Early buzz is he's taking a sizable contingent of aides with him, but it would be best to sign up quickly. Surely there are substantial pollution problems in Jerusalem, Masada, Bethlehem and Petra.
To the Private Sector
Former undersecretary of state for political affairs Nicholas Burns, last seen heading off to Harvard to do some teaching, is to be named today as senior counsel to clients at Edelman Public Relations and chairman of the firm's new global public affairs advisory board.
Burns, a career diplomat, had been ambassador to NATO and Greece, as well as the State Department spokesman. He served on the National Security Council.

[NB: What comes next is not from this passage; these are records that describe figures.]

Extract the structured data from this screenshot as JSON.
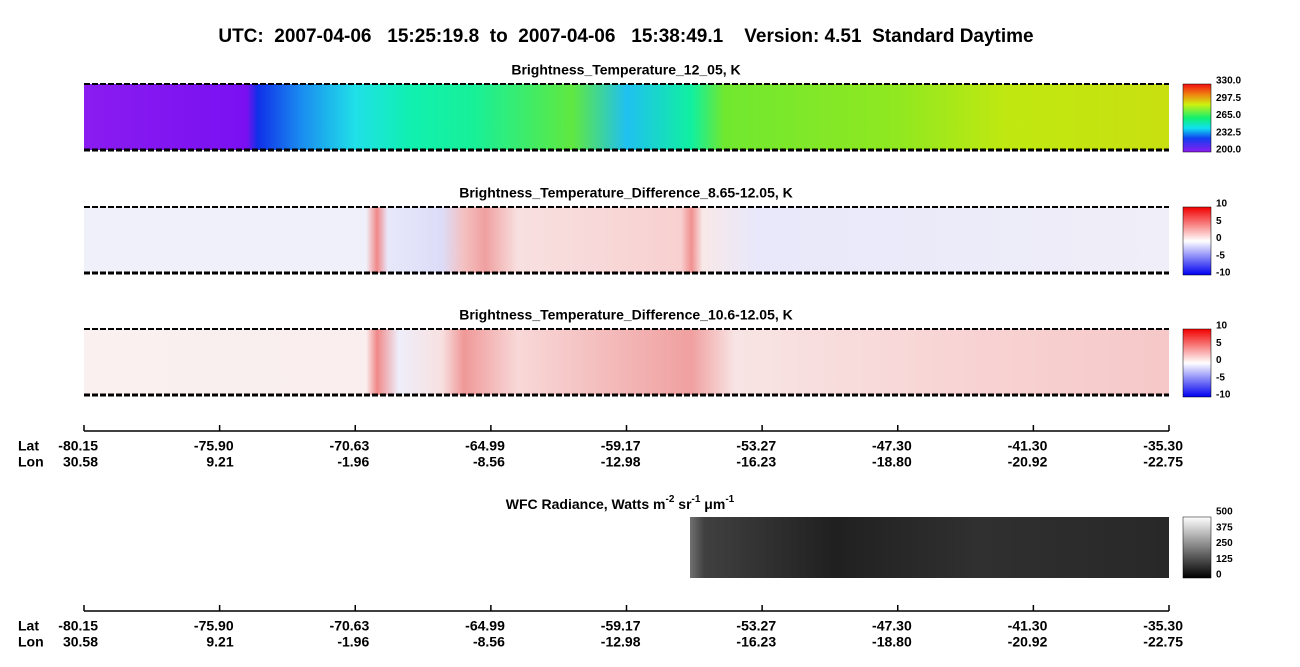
{
  "title": "UTC:  2007-04-06   15:25:19.8  to  2007-04-06   15:38:49.1    Version: 4.51  Standard Daytime",
  "panels": [
    {
      "title": "Brightness_Temperature_12_05, K",
      "colorbar_labels": [
        "330.0",
        "297.5",
        "265.0",
        "232.5",
        "200.0"
      ]
    },
    {
      "title": "Brightness_Temperature_Difference_8.65-12.05, K",
      "colorbar_labels": [
        "10",
        "5",
        "0",
        "-5",
        "-10"
      ]
    },
    {
      "title": "Brightness_Temperature_Difference_10.6-12.05, K",
      "colorbar_labels": [
        "10",
        "5",
        "0",
        "-5",
        "-10"
      ]
    }
  ],
  "wfc": {
    "title": {
      "text": "WFC Radiance, Watts m",
      "sup1": "-2",
      "text2": " sr",
      "sup2": "-1",
      "text3": " μm",
      "sup3": "-1"
    },
    "colorbar_labels": [
      "500",
      "375",
      "250",
      "125",
      "0"
    ]
  },
  "axes": [
    {
      "row_labels": [
        "Lat",
        "Lon"
      ],
      "lat": [
        "-80.15",
        "-75.90",
        "-70.63",
        "-64.99",
        "-59.17",
        "-53.27",
        "-47.30",
        "-41.30",
        "-35.30"
      ],
      "lon": [
        "30.58",
        "9.21",
        "-1.96",
        "-8.56",
        "-12.98",
        "-16.23",
        "-18.80",
        "-20.92",
        "-22.75"
      ]
    },
    {
      "row_labels": [
        "Lat",
        "Lon"
      ],
      "lat": [
        "-80.15",
        "-75.90",
        "-70.63",
        "-64.99",
        "-59.17",
        "-53.27",
        "-47.30",
        "-41.30",
        "-35.30"
      ],
      "lon": [
        "30.58",
        "9.21",
        "-1.96",
        "-8.56",
        "-12.98",
        "-16.23",
        "-18.80",
        "-20.92",
        "-22.75"
      ]
    }
  ]
}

And Richard Grenell, who's been director of communications and public diplomacy at the United Nations since 2001, working for four ambassadors to that organization, is heading back to California to be senior vice president of corporate communications for Kent Thiry, CEO of DaVita, a health-care company that specializes in kidney care. Grenell, who worked on the Hill and as a spokesman for former New York governor George Pataki (R), was also director of communications for former San Diego mayor Susan Golding (R).